Berkata Fudhail bin Iyadh, “Kalo aku melihat seseorang dikerumuni manusia maka aku akan berkata, ‘Ini orang gila’. Siapa orang yang dikerumuni manusia dia tidak akan membagus-baguskan ucapan dan sikapnya dihadapan manusia itu”.
Jadi semua orang level apapun kalo dikerumuni manusia pasti dia akan menampakkan hal yang terbaik bagi dirinya. Ulama Rabbani tidak akan membiarkan dirinya dikerubuti demikian.
Berkata Fudhail bin Iyadh, “Telah sampai berita kepadaku bahwa para ulama pada zaman dahulu apabila mereka belajar ilmu maka mereka langsung mengamalkan ilmu itu. Dan bila mereka sibuk maka orang-orang akan merasa kehilangan mereka. Dan apabila mereka hilang maka manusia mencari. Dan ketika manusia mencari maka mereka akan kabur”.
Para ulama kabur maknanya menghindar dan tidak mau dikerubuti orang. Karena dikerubuti manusia itu bisa terkena fitnah bagi kedua-duanya. Fitnah bagi orang-orang yang dikerubuti bisa muncul ujub, riya dan takabur. Dan Fitnah bagi orang yang mengikutinya ada kultus dan para ulama tidak pernah membiarkan dirinya seperti itu.

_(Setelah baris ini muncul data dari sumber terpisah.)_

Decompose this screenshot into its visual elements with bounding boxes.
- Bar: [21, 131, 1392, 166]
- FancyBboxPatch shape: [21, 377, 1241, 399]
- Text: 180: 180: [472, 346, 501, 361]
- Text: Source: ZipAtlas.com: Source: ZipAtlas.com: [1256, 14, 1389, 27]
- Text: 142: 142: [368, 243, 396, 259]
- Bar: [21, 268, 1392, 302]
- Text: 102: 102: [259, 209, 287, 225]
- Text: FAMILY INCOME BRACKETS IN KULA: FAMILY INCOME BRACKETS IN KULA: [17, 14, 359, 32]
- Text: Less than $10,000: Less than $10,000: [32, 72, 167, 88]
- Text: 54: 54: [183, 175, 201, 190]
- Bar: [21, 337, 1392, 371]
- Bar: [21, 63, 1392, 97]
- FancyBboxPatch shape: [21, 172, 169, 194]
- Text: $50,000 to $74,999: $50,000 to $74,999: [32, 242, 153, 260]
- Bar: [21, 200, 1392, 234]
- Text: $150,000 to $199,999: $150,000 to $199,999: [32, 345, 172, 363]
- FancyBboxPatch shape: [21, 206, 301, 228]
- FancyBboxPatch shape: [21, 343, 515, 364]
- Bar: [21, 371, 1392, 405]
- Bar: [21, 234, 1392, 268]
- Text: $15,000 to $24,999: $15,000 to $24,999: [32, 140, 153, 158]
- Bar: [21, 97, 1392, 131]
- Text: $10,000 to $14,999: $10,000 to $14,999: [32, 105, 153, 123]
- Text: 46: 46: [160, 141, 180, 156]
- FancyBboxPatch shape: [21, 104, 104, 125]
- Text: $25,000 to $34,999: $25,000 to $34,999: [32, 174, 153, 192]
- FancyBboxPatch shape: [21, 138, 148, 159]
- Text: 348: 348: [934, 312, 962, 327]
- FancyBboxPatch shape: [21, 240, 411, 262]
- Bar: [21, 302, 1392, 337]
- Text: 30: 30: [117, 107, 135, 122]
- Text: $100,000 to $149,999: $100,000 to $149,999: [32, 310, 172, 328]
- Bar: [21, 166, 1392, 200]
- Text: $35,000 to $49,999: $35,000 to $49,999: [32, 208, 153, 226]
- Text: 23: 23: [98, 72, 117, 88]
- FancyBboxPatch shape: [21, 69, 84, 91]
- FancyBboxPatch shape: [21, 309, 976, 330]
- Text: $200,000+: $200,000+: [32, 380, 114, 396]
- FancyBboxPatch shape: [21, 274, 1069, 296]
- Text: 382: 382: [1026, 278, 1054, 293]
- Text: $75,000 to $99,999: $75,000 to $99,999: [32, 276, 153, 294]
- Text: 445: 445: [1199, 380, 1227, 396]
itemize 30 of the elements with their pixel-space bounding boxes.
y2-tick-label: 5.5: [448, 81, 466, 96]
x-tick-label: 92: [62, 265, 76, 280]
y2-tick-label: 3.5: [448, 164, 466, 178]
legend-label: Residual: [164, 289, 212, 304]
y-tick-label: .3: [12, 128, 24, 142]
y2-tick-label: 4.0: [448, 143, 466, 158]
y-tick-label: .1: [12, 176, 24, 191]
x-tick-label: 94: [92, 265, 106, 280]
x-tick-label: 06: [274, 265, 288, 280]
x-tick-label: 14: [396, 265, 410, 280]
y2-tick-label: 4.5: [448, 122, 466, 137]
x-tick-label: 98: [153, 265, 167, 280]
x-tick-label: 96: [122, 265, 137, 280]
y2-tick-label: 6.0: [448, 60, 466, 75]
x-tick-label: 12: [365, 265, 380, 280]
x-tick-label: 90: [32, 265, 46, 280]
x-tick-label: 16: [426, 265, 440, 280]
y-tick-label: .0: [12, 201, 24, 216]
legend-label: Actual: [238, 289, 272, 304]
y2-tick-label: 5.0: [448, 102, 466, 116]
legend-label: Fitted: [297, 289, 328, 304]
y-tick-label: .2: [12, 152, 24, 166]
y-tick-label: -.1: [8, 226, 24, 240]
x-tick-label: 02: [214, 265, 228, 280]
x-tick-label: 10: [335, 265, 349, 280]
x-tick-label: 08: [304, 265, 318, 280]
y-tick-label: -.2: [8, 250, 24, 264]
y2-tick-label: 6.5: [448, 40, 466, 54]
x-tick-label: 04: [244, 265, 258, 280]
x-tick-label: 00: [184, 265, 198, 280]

Imam Ahmad rahimahullah kalau beliau keluar beliau menutupi wajahnya dengan sorbannya yang dipakai karena tidak ingin orang mengetahuinya. Ketika dia melewati kerumunan orang dia mendengar semua orang membicarakan dirinya memuji-muji selain berilmu juga beramal dan amalnya cerminan dari ilmunya.
Mendengar hal tersebut apakah Imam Ahmad bangga ?
Maka jawabannya adalah beliau sedih dan berkata, “Aduhai celakalah aku jangan-jangan ini adalah istidraj”. Istidraj itu adalah tipu daya dari Allah untuk orang. Allah berikan sesuatu yang bersifat keuntungan dan orang itu merasa keuntungan tersebut sebagai kemuliaan Allah terhadap dirinya padahal sesuatu yang akan menjerumuskannya kepada adzab seperti orang-orang kafir dan musyrik ahli maksiat yang ditengah kemusyrikan kekafiran dan kemaksiatannya dia tetep mendapatkan harta melimpah, kekuasaan tertinggi lalu mereka merasa bahwa itu adalah sebuah anugerah dari Allah. Mana mungkin Allah memberikan anugerah kepada orang yang durhaka. Maka hal itu adalah istidraj, dia tertipu atau pelaku kebid’ahan. Dia banyak melakukan kebid’ahan yang mengundang murkanya Allah tetapi Allah berikan kelebihan-kelebihan secara duniawi baik harta, atau populer banyak pengikut yang sangat banyak yang mengkultuskan dirinya dan dia merasa bahwa itulah kemuliaan dari Allah atas dirinya dan atas amalan yang dilakukannya. Makanya dia itu merasa benar terhadap apa yang dilakukan kebid’ahannya.